Именно на солнце, в резких порывах холодного ветра, возвещающего хорошую погоду, все это кажется совершенно абсурдным. Как можно умирать на таком солнце? Я думаю о тех парнях и девушках в Варшаве, о тех прекрасных юношах, которые хотят или просто должны умирать на солнце. Почему судьба всегда обрекает поляков на такой героизм? Во всех радиосообщениях о Варшаве чувствуется неловкость. Слишком много героизма. Мы опять один на один с тем, что только мы можем понять и осознать. Кто попало или что попало требует от нас пожертвовать жизнью и получает эту жертву; требует проложить трубопровод для крови, и мы поставляем ее потоками куда попало и для кого попало, мы все согласны говорить «смерть» и кричать «жизнь».

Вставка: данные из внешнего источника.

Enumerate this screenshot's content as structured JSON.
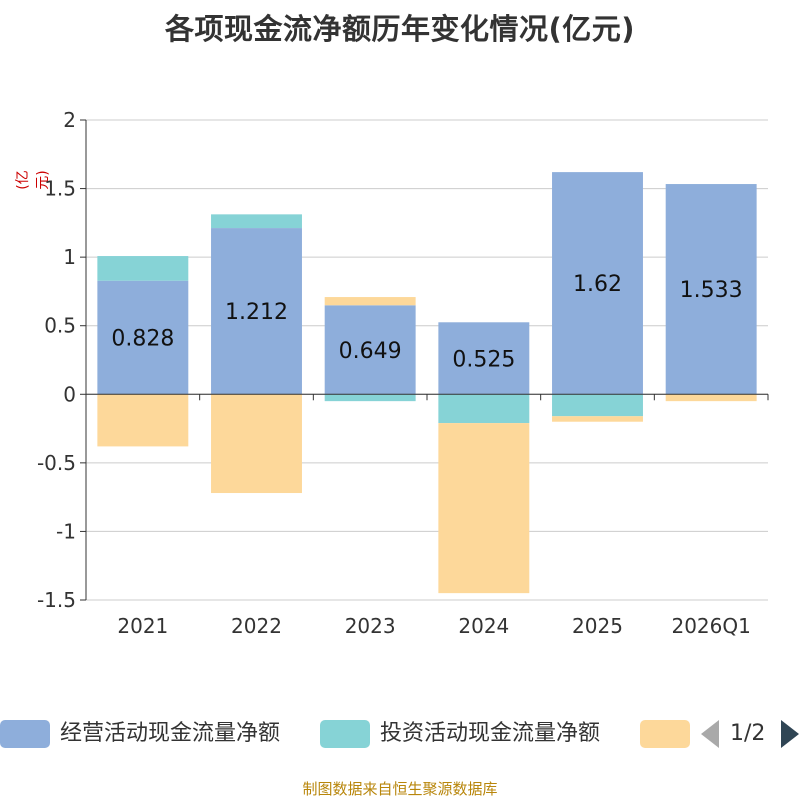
{
  "chart_data": {
    "type": "bar",
    "stacked": true,
    "title": "各项现金流净额历年变化情况(亿元)",
    "ylabel": "(亿元)",
    "xlabel": "",
    "ylim": [
      -1.5,
      2
    ],
    "yticks": [
      "2",
      "1.5",
      "1",
      "0.5",
      "0",
      "-0.5",
      "-1",
      "-1.5"
    ],
    "ytick_values": [
      2,
      1.5,
      1,
      0.5,
      0,
      -0.5,
      -1,
      -1.5
    ],
    "categories": [
      "2021",
      "2022",
      "2023",
      "2024",
      "2025",
      "2026Q1"
    ],
    "grid": true,
    "series": [
      {
        "name": "经营活动现金流量净额",
        "color": "#8eaedb",
        "values": [
          0.828,
          1.212,
          0.649,
          0.525,
          1.62,
          1.533
        ],
        "labels": [
          "0.828",
          "1.212",
          "0.649",
          "0.525",
          "1.62",
          "1.533"
        ]
      },
      {
        "name": "投资活动现金流量净额",
        "color": "#86d3d6",
        "values": [
          0.18,
          0.1,
          -0.05,
          -0.21,
          -0.16,
          0.0
        ]
      },
      {
        "name": "",
        "color": "#fdd89a",
        "values": [
          -0.38,
          -0.72,
          0.06,
          -1.24,
          -0.04,
          -0.05
        ]
      }
    ]
  },
  "legend": {
    "items": [
      {
        "label": "经营活动现金流量净额",
        "color": "#8eaedb"
      },
      {
        "label": "投资活动现金流量净额",
        "color": "#86d3d6"
      },
      {
        "label": "",
        "color": "#fdd89a"
      }
    ],
    "page": "1/2"
  },
  "source": "制图数据来自恒生聚源数据库"
}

С утра я ничего не ел, опять рвота. Чистая желчь. Мне только жаль, что у меня ее недостаточно, чтобы обрыгать весь Лувр, весь мир. Возможно, все дело в моих мыслях. Я сижу на ступеньках Лувра и стараюсь думать так, чтобы не думать. Я разрываюсь между пафосом и цинизмом всего моего поколения, желая будущему поколению больше цинизма и меньше пафоса. В этом мире циников циники нас опережают. Наш путь окончен. Так что запомните, дети: взращивайте циничную ненависть, тихую, скрытную, холодную, без пафоса. В мире Вольпоне{101} будьте Супервольпоне. Когда реальность выходит за все пределы и становится абсурдом, выбор стоит между цинизмом и пафосом. Ход мысли — что это? Эта линия разрушается под воздействием однократного сокращения сердца. Вы можете знать себя, как таблицу умножения, и вдруг все забыть. Меня снова тошнит, опять будет знобить, и я буду блевать за колонной, но со смехом и с надеждой, что, может, мне удастся вырыгать самого себя. Или то, что заставляет меня громко рыдать на солнце, когда я пишу глупые, ненужные предложения. Большая импровизация, исповедь ребенка сучьего века. Дети, не верьте ни во ЧТО, абсолютно ни во ЧТО. Это очень трудно, но это здоровее. Приберегите свою страстность, если она вам необходима, для женщины и для Бога.
Подошла дама с маленькой собачкой и села рядом со мной. Разводите собачек вместо идеологии, это здоровее. Из Тюильри прилетело облако воробьев. Рев моторов.